Exploiting Instance Similarity in Applications of Deep Learning in Bioinformatics
Date
Authors
Journal Title
Journal ISSN
Volume Title
Publisher
Abstract
Predicting the state or function of a biological organism from gross observation is a recurrent challenge in biology. As biological systems are too complex, identifying the rules and principles from the observations is extremely hard. In recent years, machine learning has been employed to deal with the complexity of biological data. Machine learning techniques often rely on hand-crafted features. However, designing and leveraging such features are not always obvious. Over the last decade, deep learning has emerged as a new area in machine learning, revolutionized our understanding of biology. Unfortunately, the sparsity of training data in some specific domains has restricted the use of deep learning. One way to overcome this limitation is to utilize instance similarities. In many applications, however, incorporating similarity information into deep learning models is not straightforward. Utilizing instance similarity in biology has been the main motivation of this research.
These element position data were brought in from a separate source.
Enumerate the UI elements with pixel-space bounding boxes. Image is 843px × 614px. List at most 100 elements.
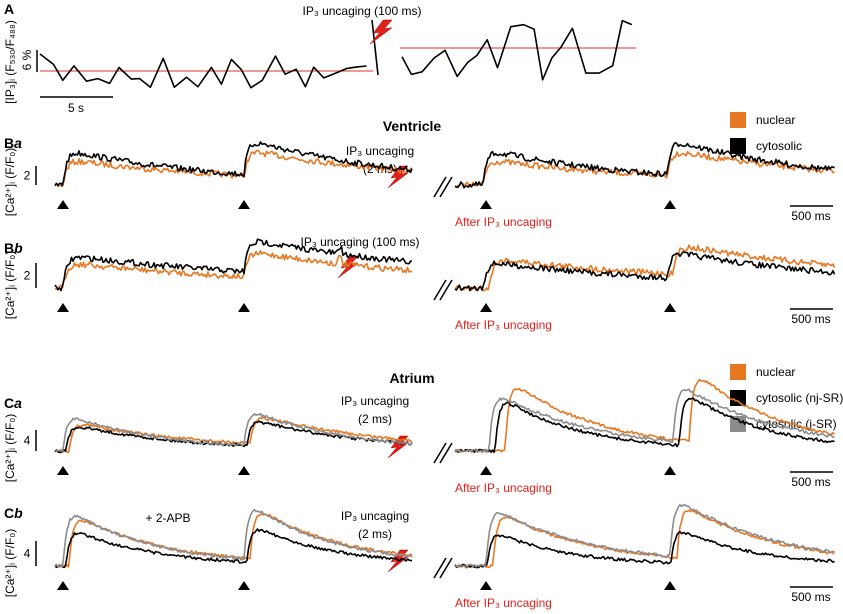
- legend-swatch: [730, 364, 746, 380]
- scale-label: 4: [24, 434, 31, 448]
- calcium-trace: [454, 388, 835, 453]
- after-label: After IP₃ uncaging: [455, 481, 552, 495]
- legend-label: nuclear: [756, 365, 795, 379]
- annotation: IP₃ uncaging: [341, 394, 409, 408]
- calcium-trace: [54, 238, 413, 292]
- scale-label: 500 ms: [791, 475, 830, 489]
- annotation: (2 ms): [358, 412, 392, 426]
- panel-sub: b: [14, 240, 23, 256]
- after-label: After IP₃ uncaging: [455, 596, 552, 610]
- annotation: IP₃ uncaging: [341, 509, 409, 523]
- after-label: After IP₃ uncaging: [455, 215, 552, 229]
- panel-label: A: [4, 1, 14, 17]
- calcium-trace: [54, 250, 413, 291]
- scale-label: 6 %: [20, 49, 34, 70]
- panel-sub: b: [14, 505, 23, 521]
- annotation: IP₃ uncaging (100 ms): [301, 235, 420, 249]
- y-label: [Ca²⁺]ᵢ (F/F₀): [3, 148, 17, 217]
- calcium-trace: [54, 141, 413, 187]
- section-title: Atrium: [389, 370, 434, 386]
- axis-break: [439, 557, 453, 579]
- calcium-trace: [454, 397, 835, 453]
- legend-label: cytosolic (j-SR): [756, 417, 837, 431]
- uncaging-bolt: [369, 19, 393, 45]
- axis-break: [439, 279, 453, 301]
- axis-break: [433, 176, 447, 198]
- calcium-trace: [54, 508, 413, 568]
- panel-label: Ba: [4, 135, 22, 151]
- calcium-trace: [454, 251, 836, 292]
- calcium-trace: [454, 504, 835, 568]
- axis-break: [433, 442, 447, 464]
- axis-break: [439, 176, 453, 198]
- ip3-trace: [39, 53, 367, 89]
- annotation: (2 ms): [358, 527, 392, 541]
- calcium-trace: [454, 244, 836, 292]
- legend-swatch: [730, 390, 746, 406]
- calcium-trace: [54, 528, 412, 569]
- stimulus-marker: [480, 581, 492, 590]
- panel-sub: a: [14, 395, 22, 411]
- stimulus-marker: [480, 466, 492, 475]
- legend-label: cytosolic: [756, 139, 802, 153]
- panel-label: Ca: [4, 395, 22, 411]
- ip3-trace: [401, 19, 633, 81]
- axis-break: [439, 442, 453, 464]
- panel-letter: C: [4, 395, 14, 411]
- stimulus-marker: [480, 200, 492, 209]
- scale-label: 500 ms: [791, 209, 830, 223]
- calcium-trace: [454, 378, 836, 454]
- panel-letter: B: [4, 240, 14, 256]
- scale-label: 4: [24, 547, 31, 561]
- stimulus-marker: [664, 303, 676, 312]
- calcium-trace: [54, 412, 413, 453]
- panel-letter: B: [4, 135, 14, 151]
- panel-label: Bb: [4, 240, 23, 256]
- panel-sub: a: [14, 135, 22, 151]
- stimulus-marker: [57, 200, 69, 209]
- y-label: [Ca²⁺]ᵢ (F/F₀): [3, 414, 17, 483]
- section-title: Ventricle: [383, 118, 442, 134]
- legend-swatch: [730, 112, 746, 128]
- ip3-trace: [371, 19, 379, 76]
- after-label: After IP₃ uncaging: [455, 318, 552, 332]
- scale-label: 500 ms: [791, 312, 830, 326]
- stimulus-marker: [480, 303, 492, 312]
- annotation: IP₃ uncaging (100 ms): [303, 4, 422, 18]
- scale-label: 2: [24, 169, 31, 183]
- panel-letter: C: [4, 505, 14, 521]
- annotation: IP₃ uncaging: [346, 144, 414, 158]
- calcium-trace: [54, 416, 413, 454]
- legend-label: cytosolic (nj-SR): [756, 391, 843, 405]
- axis-break: [433, 279, 447, 301]
- scale-label: 2: [24, 269, 31, 283]
- calcium-trace: [54, 420, 413, 454]
- scale-label: 500 ms: [791, 590, 830, 604]
- annotation: + 2-APB: [145, 511, 190, 525]
- stimulus-marker: [238, 303, 250, 312]
- axis-break: [433, 557, 447, 579]
- calcium-trace: [454, 141, 835, 189]
- stimulus-marker: [57, 303, 69, 312]
- legend-swatch: [730, 416, 746, 432]
- stimulus-marker: [238, 581, 250, 590]
- y-label: [Ca²⁺]ᵢ (F/F₀): [3, 529, 17, 598]
- y-label: [Ca²⁺]ᵢ (F/F₀): [3, 251, 17, 320]
- uncaging-bolt: [387, 435, 409, 459]
- legend-label: nuclear: [756, 113, 795, 127]
- legend-swatch: [730, 138, 746, 154]
- stimulus-marker: [57, 581, 69, 590]
- scale-label: 5 s: [68, 101, 84, 115]
- stimulus-marker: [57, 466, 69, 475]
- panel-label: Cb: [4, 505, 23, 521]
- y-label: [IP₃]ᵢ (F₅₃₀/F₄₈₈): [3, 20, 17, 104]
- stimulus-marker: [238, 200, 250, 209]
- stimulus-marker: [238, 466, 250, 475]
- calcium-trace: [454, 509, 835, 569]
- stimulus-marker: [664, 200, 676, 209]
- stimulus-marker: [664, 581, 676, 590]
- stimulus-marker: [664, 466, 676, 475]
- calcium-trace: [454, 150, 835, 189]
In this dissertation, we have tackled exploiting the similarity of instances into deep learning in two main applications: a) drug-target interaction prediction, and b) learning morphological similarity in histopathology images. In the first application, we introduce a deep learning framework to predict drug-target interactions by learning the topological features from a bipartite drug-target interaction graph. Furthermore, we exploit drug and protein similarity information by extending our framework to learn from a semi-bipartite graph. We show that our approach achieves state-of-the-art performance in predicting new drug-target interactions. In the second application, we propose a novel deep metric learning methodology that learns morphological similarities in histopathology images. Thanks to a new task and metric learning design, our approach performs without requiring any labeled data. We demonstrate our approach learns more general purpose features than discriminative approaches, and therefore performs better in downstream tasks. We show that our framework can be used as a backbone in a few tasks, i.e., image retrieval, identifying morphological and biological correlation and transfer learning. Furthermore, We show our approach can also be used to reduce the batch effect in histopathology domain. We also show that our approach’s strength and unsupervised nature, make it a powerful tool for biological explorations and discoveries.